Study type: Medical/biological study (experimental study)

Effects of pulsed and continuous wave 902 MHz mobile phone exposure on brain oscillatory activity during cognitive processing. med./bio.

Published in: Bioelectromagnetics 2007; 28 (4): 296-308

Aim of study (acc. to author)

The aim of the study was to partially replicate the data of previous studies (publication 10459, publication 5719, and publication 3600) and to further investigate the possible effects of electromagnetic fields emitted by mobile phones on the event related desynchronisation/synchronisation (ERD/ERS) EEG responses during cognitive processing.

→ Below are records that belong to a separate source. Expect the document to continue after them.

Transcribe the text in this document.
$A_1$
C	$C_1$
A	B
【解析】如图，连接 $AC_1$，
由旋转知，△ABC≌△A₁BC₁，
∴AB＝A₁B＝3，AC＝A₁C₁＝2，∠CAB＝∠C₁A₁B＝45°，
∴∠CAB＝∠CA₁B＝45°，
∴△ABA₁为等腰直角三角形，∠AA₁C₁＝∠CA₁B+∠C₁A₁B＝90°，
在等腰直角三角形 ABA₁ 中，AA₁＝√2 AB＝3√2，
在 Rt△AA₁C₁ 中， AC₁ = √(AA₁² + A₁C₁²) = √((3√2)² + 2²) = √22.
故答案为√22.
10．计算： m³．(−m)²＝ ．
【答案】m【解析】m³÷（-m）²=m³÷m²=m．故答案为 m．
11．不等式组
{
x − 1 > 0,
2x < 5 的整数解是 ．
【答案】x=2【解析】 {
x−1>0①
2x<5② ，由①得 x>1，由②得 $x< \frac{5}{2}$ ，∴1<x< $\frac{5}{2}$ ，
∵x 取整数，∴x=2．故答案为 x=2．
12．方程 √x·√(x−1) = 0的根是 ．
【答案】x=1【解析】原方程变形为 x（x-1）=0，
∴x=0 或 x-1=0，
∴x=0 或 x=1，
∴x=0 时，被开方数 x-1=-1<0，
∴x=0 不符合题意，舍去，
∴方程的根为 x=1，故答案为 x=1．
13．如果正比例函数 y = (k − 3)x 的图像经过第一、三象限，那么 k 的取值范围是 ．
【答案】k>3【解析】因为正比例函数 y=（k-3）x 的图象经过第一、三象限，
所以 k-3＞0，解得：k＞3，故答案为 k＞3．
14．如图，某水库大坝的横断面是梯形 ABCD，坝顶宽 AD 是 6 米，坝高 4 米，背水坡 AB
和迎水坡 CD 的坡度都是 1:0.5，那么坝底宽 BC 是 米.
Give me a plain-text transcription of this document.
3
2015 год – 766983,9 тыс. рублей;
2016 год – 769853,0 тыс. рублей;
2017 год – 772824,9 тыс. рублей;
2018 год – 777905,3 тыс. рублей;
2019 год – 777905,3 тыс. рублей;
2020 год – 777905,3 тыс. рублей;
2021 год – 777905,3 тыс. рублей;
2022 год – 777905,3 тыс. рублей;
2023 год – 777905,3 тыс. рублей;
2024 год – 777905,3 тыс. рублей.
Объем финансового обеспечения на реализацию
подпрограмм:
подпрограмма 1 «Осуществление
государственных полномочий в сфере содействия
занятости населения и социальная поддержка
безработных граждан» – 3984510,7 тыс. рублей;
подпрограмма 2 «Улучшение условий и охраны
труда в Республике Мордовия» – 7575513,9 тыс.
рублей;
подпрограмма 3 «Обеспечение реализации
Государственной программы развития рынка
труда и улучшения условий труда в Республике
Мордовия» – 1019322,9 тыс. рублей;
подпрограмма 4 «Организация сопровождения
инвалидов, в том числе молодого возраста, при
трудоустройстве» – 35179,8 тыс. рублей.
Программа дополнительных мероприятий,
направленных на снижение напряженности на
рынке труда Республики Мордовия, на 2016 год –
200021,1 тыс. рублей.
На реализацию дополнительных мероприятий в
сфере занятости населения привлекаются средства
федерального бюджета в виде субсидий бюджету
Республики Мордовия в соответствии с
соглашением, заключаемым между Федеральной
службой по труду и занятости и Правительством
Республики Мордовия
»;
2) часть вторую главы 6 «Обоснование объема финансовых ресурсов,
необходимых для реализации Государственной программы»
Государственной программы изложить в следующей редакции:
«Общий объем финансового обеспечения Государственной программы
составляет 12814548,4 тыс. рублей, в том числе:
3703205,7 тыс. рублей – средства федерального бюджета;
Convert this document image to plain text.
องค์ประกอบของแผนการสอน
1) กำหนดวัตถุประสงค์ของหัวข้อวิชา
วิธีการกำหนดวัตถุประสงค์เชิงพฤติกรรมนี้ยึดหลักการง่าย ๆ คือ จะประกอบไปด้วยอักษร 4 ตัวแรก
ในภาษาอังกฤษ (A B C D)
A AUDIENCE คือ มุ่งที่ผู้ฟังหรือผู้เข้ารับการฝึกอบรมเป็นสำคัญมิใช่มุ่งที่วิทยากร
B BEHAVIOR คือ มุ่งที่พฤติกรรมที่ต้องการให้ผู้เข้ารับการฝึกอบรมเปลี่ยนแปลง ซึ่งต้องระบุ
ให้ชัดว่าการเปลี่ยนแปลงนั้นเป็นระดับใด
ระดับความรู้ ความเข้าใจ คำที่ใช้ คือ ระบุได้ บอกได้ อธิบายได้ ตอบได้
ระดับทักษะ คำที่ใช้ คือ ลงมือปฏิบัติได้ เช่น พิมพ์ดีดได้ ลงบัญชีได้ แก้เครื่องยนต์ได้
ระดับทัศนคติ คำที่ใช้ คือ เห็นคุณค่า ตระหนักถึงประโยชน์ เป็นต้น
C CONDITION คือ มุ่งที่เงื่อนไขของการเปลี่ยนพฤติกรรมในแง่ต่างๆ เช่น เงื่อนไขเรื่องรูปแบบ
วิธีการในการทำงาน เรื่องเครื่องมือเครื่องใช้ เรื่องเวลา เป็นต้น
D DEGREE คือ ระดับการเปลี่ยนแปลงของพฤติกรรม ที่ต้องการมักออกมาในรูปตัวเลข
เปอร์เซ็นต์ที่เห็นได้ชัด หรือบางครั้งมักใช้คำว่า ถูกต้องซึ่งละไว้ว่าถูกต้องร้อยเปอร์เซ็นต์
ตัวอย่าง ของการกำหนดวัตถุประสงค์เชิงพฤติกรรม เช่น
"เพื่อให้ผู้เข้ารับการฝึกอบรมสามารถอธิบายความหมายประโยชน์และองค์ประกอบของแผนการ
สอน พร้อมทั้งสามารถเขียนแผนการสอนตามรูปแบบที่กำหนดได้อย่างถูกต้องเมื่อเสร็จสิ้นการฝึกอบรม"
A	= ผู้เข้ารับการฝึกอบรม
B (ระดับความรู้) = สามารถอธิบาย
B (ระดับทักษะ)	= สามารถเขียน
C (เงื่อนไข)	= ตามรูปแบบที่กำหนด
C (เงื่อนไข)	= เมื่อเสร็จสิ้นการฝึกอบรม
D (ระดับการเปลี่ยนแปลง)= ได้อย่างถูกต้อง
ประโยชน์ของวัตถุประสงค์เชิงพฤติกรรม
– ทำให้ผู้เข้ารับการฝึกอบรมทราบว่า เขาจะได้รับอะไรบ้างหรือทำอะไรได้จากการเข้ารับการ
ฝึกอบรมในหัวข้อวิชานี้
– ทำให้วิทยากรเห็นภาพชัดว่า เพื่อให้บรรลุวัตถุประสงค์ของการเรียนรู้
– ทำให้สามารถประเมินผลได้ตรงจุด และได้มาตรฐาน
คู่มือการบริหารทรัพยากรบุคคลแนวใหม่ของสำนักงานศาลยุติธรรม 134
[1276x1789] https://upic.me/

Background/further details

One group of 36 male subjects performed an auditory memory task and another group (also 36 male participants) performed a visual working memory task in six exposure conditions: sham exposure, continuous wave electromagnetic field exposure and pulse modulated electromagnetic field exposure during both left- and right-side exposure, while the EEG was recorded.
The same cognitive tasks as in the previous studies were used.

Endpoint

Exposure

Exposure Parameters
Exposure 1: 902 MHz
Modulation type: CW
Exposure duration: continuous for about 54 or 80 min
  • power: 0.25 W mean
  • SAR: 0.738 W/kg average over mass (10 g)
  • SAR: 1.1 W/kg average over mass (1 g)
  • SAR: 1.18 W/kg peak value
Exposure 2: 902 MHz
Modulation type: pulsed
Exposure duration: continuous for about 54 or 80 min
  • power: 0.25 W mean
  • SAR: 0.738 W/kg average over mass (10 g)
  • SAR: 1.1 W/kg average over mass (1 g)
  • SAR: 1.18 W/kg peak value

General information

In both experiments, testing was conducted in three sessions (CW, PM, and sham exposure), separated by 1 week, each session with left-sided and right-sided exposure. The exposure conditions were counterbalanced, and a double-blind design was used.

Exposure 1

Main characteristics
Frequency 902 MHz
Type
Exposure duration continuous for about 54 or 80 min
Modulation
Modulation type CW
Exposure setup
Exposure source
Distance between exposed object and exposure source 20 mm
Chamber The subjects were seated in a comfortable chair approx. 1.6 m from a computer screen. The signal generator and the power amplifier were located in an adjacent room.
Setup The dummy mobile phone was attached to the subject's head using an earmuff without metal parts, in which one of the protectors was replaced. The phone was positioned as in normal use. The antenna was located approx. 20 mm from the scalp over the posterior temporal lobe in the left-side exposure, and over the inferior and posterior temporal lobe in the right-side exposure. The difference between the exposure sides was due to the asymmetrical position of the antenna.
Sham exposure A sham exposure was conducted.
Additional info The EMF head-set was originally designed and built by Preece et al. [2005].
Parameters
Measurand Value Type Method Mass Remarks
power 0.25 W mean measured - -
SAR 0.738 W/kg average over mass measured 10 g -
SAR 1.1 W/kg average over mass measured 1 g -
SAR 1.18 W/kg peak value measured - -

Exposure 2

Main characteristics
Frequency 902 MHz
Type
Exposure duration continuous for about 54 or 80 min
Modulation
Modulation type pulsed
Pulse width 0.577 ms
Repetition frequency 217 Hz
Exposure setup
Exposure source
Parameters
Measurand Value Type Method Mass Remarks
power 0.25 W mean measured - -
SAR 0.738 W/kg average over mass measured 10 g -
SAR 1.1 W/kg average over mass measured 1 g -
SAR 1.18 W/kg peak value measured - -

Reference articles

Exposed system:

Methods Endpoint/measurement parameters/methodology

Investigated material:
Investigated organ system:
Time of investigation:
  • during exposure

Main outcome of study (acc. to author)

In line with the previous studies, the authors observed that the electromagnetic field exposure had modest effects on brain oscillatory responses in the alpha wave range (approximately 8-12 Hz) and had no effects on the behavioural measures. The only statistically significant effect arose during the auditory working memory task between the pulse modulated and continuous wave exposure conditions, such that greater alpha wave ERS and smaller alpha wave ERD responses were recorded during the pulse modulated exposure condition as compared to continuous wave exposure condition.The effects on the EEG ERD/ERS responses were, however, varying, unsystematic and inconsistent with previous reports.
The authors conclude that the effects of electromagnetic fields on brain oscillatory responses may be subtle, variable and difficult to replicate for unknown reasons.